Mean what you say: the value of a conscientious copyedit

Image by Shannyn Higgins

Image by Shannyn Higgins

Here’s an enthusiastic nod from Andrew Hamilton, consulting editor at Eureka Street for Julie Perrin’s Tender.

It’s a sublime collection of short reflective essays that deserves all the praise Andrew lays upon it in the full review. And I’m allowed to take a little credit for it…

For a few months now, I’ve been working with Julie in a story-coaching and copy editing capacity, partly on the just-released Tender, partly on the many other projects she has on the boil. Julie wanted to get the words just right, because she understands that each word counts. In fact, she knows this so well that I wasn’t sure how much of a difference my copyediting could make. And yet …

When Andrew writes the following in his review, both Julie and I glow with pride:

‘In this writing, every word, every punctuation mark, every turn of phrase has been considered in order to draw the reader into the human reality of a simple action, to share the writer's compassionate regard, and finally to embrace a question that ripples out into widening circles.’ 

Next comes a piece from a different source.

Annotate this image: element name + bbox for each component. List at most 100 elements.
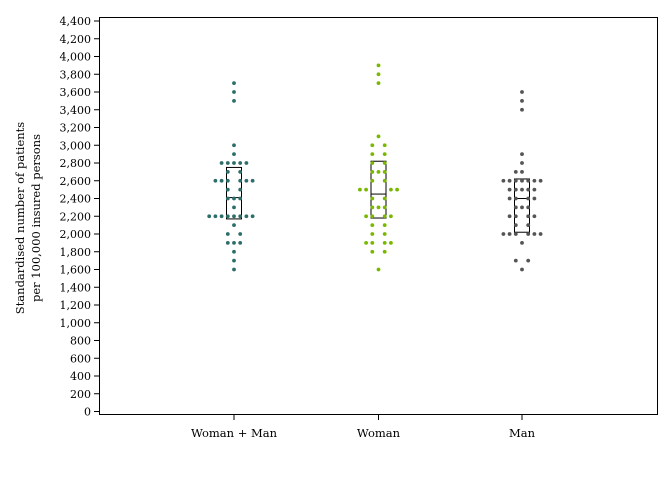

This is what a professional, compassionate copy edit does. We ensure that the words, punctuation and phrasing carry the reader towards a new perspective, or at least a slightly shifted view.

I’m doing the same work with a completely different client. John Elliott is walking across Australia with four camels and a pooch name Bruski. John doesn’t consider himself a writer, yet. As the CEO of an insurance company, he’s had a few other things to learn, not forgetting that not that long ago he knew nothing about camels.

Again, like Julie, John knows words are important. So he sought me out to make sure he said what he meant. Now 600 kilometres into his adventure, John’s written nearly 20 blogs and says the story coaching/editing guidance not only distils his writing, but his thinking as well.

And the best thing for me as a writer, editor and word nerd?

Both of these people care. They care about what they’re doing. They care about writing. They care about their message, in that old-fashioned sense of the word before it was ruined by comms teams and pollies avoiding the hard work of real leadership.

Perhaps Andrew Hamilton says it best, ‘It displays devotion to the word fleshed out.’